Sadly, even though this was a well-made documentary, it didn’t really endear me to the band.
Fabulously put together, the film, screened over two nights, spliced old concert and studio footage with interviews with Freddie Mercury and new chats with Brian May and Roger Taylor.
What it did do, if you are a fan, is provide you with a chance to see some never-before-shown performances and gain new insight from the recent interviews.
If you’re not, you were hardly likely to be converted by the music and all the new stuff initially did for me was to confirm what I already suspected, that Queen were a group of privileged young men that, without the undoubted whack factor of Fred, would have been as dull as other similarly posh bands of the time, such as Pink Floyd and, particularly, Genesis.
Having said that, at a time when chavvy Cheryl Cole’s ‘controversial’ exit from American X Factor is the biggest breaking news story, Queen were actually anything but dull.

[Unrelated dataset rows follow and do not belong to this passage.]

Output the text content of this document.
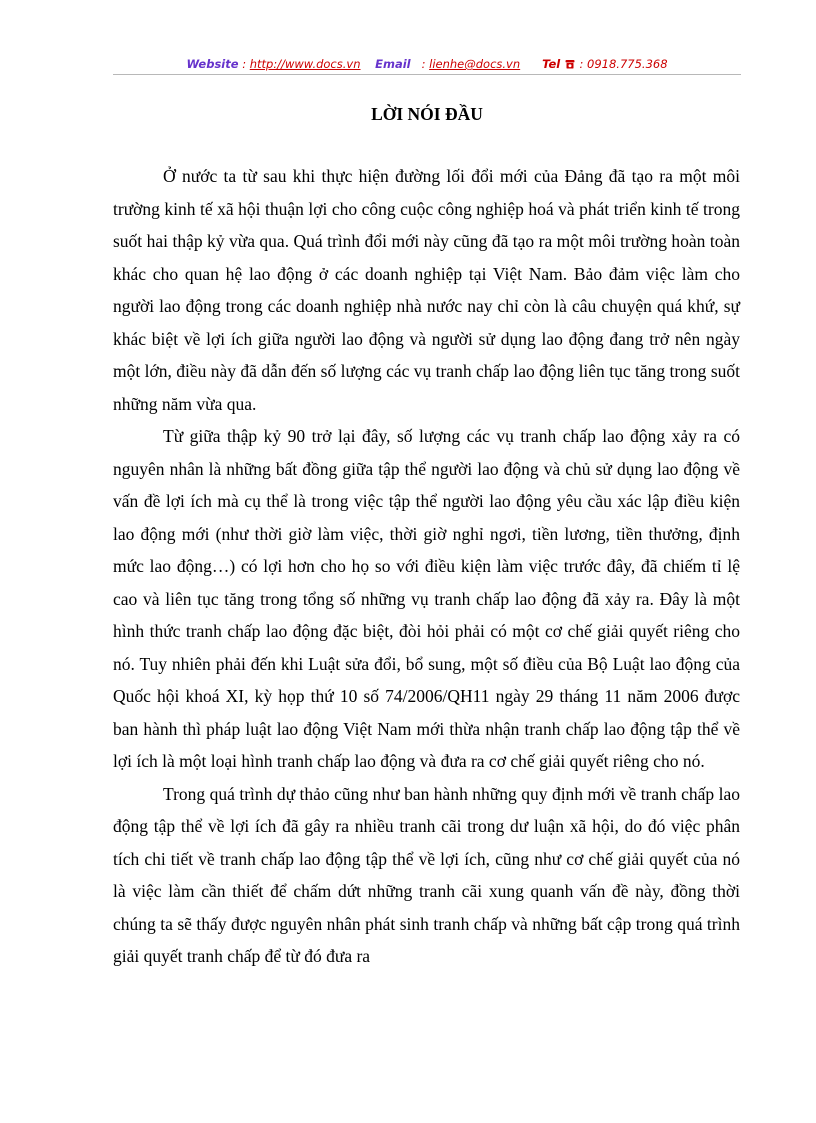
Website : http://www.docs.vn Email   : lienhe@docs.vn Tel : 0918.775.368
LỜI NÓI ĐẦU

Ở nước ta từ sau khi thực hiện đường lối đổi mới của Đảng đã tạo ra một môi trường kinh tế xã hội thuận lợi cho công cuộc công nghiệp hoá và phát triển kinh tế trong suốt hai thập kỷ vừa qua. Quá trình đổi mới này cũng đã tạo ra một môi trường hoàn toàn khác cho quan hệ lao động ở các doanh nghiệp tại Việt Nam. Bảo đảm việc làm cho người lao động trong các doanh nghiệp nhà nước nay chỉ còn là câu chuyện quá khứ, sự khác biệt về lợi ích giữa người lao động và người sử dụng lao động đang trở nên ngày một lớn, điều này đã dẫn đến số lượng các vụ tranh chấp lao động liên tục tăng trong suốt những năm vừa qua.

Từ giữa thập kỷ 90 trở lại đây, số lượng các vụ tranh chấp lao động xảy ra có nguyên nhân là những bất đồng giữa tập thể người lao động và chủ sử dụng lao động về vấn đề lợi ích mà cụ thể là trong việc tập thể người lao động yêu cầu xác lập điều kiện lao động mới (như thời giờ làm việc, thời giờ nghỉ ngơi, tiền lương, tiền thưởng, định mức lao động…) có lợi hơn cho họ so với điều kiện làm việc trước đây, đã chiếm tỉ lệ cao và liên tục tăng trong tổng số những vụ tranh chấp lao động đã xảy ra. Đây là một hình thức tranh chấp lao động đặc biệt, đòi hỏi phải có một cơ chế giải quyết riêng cho nó. Tuy nhiên phải đến khi Luật sửa đổi, bổ sung, một số điều của Bộ Luật lao động của Quốc hội khoá XI, kỳ họp thứ 10 số 74/2006/QH11 ngày 29 tháng 11 năm 2006 được ban hành thì pháp luật lao động Việt Nam mới thừa nhận tranh chấp lao động tập thể về lợi ích là một loại hình tranh chấp lao động và đưa ra cơ chế giải quyết riêng cho nó.

Trong quá trình dự thảo cũng như ban hành những quy định mới về tranh chấp lao động tập thể về lợi ích đã gây ra nhiều tranh cãi trong dư luận xã hội, do đó việc phân tích chi tiết về tranh chấp lao động tập thể về lợi ích, cũng như cơ chế giải quyết của nó là việc làm cần thiết để chấm dứt những tranh cãi xung quanh vấn đề này, đồng thời chúng ta sẽ thấy được nguyên nhân phát sinh tranh chấp và những bất cập trong quá trình giải quyết tranh chấp để từ đó đưa ra
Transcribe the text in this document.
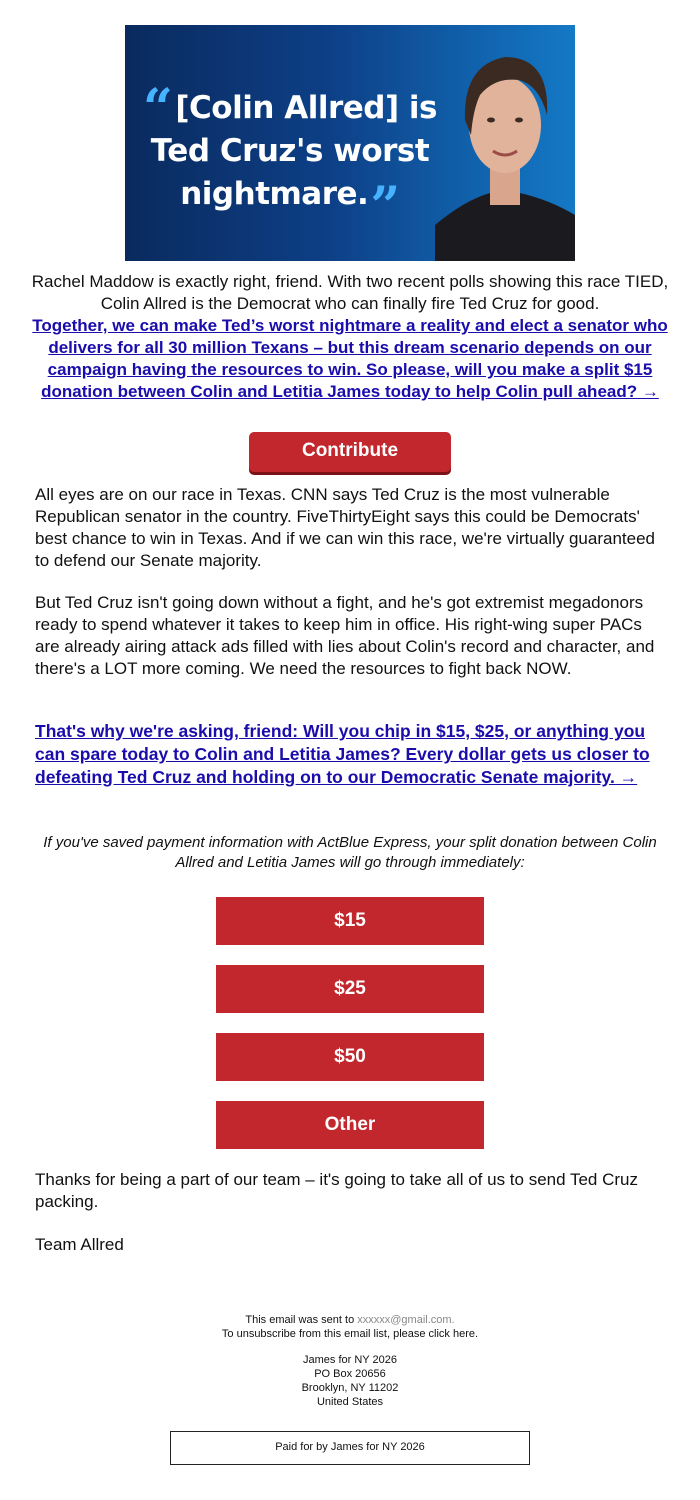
“[Colin Allred] is
Ted Cruz's worst
nightmare.”

Rachel Maddow is exactly right, friend. With two recent polls showing this race TIED, Colin Allred is the Democrat who can finally fire Ted Cruz for good.

Together, we can make Ted’s worst nightmare a reality and elect a senator who delivers for all 30 million Texans – but this dream scenario depends on our campaign having the resources to win. So please, will you make a split $15 donation between Colin and Letitia James today to help Colin pull ahead? →
Contribute

All eyes are on our race in Texas. CNN says Ted Cruz is the most vulnerable Republican senator in the country. FiveThirtyEight says this could be Democrats' best chance to win in Texas. And if we can win this race, we're virtually guaranteed to defend our Senate majority.

But Ted Cruz isn't going down without a fight, and he's got extremist megadonors ready to spend whatever it takes to keep him in office. His right-wing super PACs are already airing attack ads filled with lies about Colin's record and character, and there's a LOT more coming. We need the resources to fight back NOW.

That's why we're asking, friend: Will you chip in $15, $25, or anything you can spare today to Colin and Letitia James? Every dollar gets us closer to defeating Ted Cruz and holding on to our Democratic Senate majority. →

If you've saved payment information with ActBlue Express, your split donation between Colin Allred and Letitia James will go through immediately:

$15
$25
$50
Other

Thanks for being a part of our team – it's going to take all of us to send Ted Cruz packing.

Team Allred

This email was sent to xxxxxx@gmail.com.

To unsubscribe from this email list, please click here.

James for NY 2026

PO Box 20656

Brooklyn, NY 11202

United States

Paid for by James for NY 2026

After a quiet-ish start, Fred, it turns out, upped the ante on the strangeness and Queen’s popularity soared as a result, though when questioned here the band seem to over-play the “we were always outsiders” line which, when you’ve sold hundreds of millions of albums, is a tad untrue.
Also, a strange bloke from American Melody Maker magazine keeps cropping up to question why four chaps would call themselves Queen and then why a rock band would title an album Jazz.
Still, Fred’s ever-changing but always strange accent and his variety of above-lip facial hair did up the amusement factor and more than makes up for the annoying and somewhat bitter-looking American.
Part two of the documentary saw the band reveal their mercenary selves somewhat, cashing in on a Live Aid performance to resurrect their career.
At one point, when Freddie’s asked which song on an album means the most to him, he replies: “The one that sells the most”.
Honest, I suppose.
Their approach to lyric writing was a little suspect too — anything that rhymed basically — but the band pulls together brilliantly when Freddie becomes ill and in telling the story of his decline and eventual death, Taylor and May are visibly upset.
The scenes in which, while much much weaker, he records vocals for an album to be released after his death, are truly moving and make for gripping, if sometimes grim, viewing whatever you think of the music.
That song The Miracle is still terrible, mind.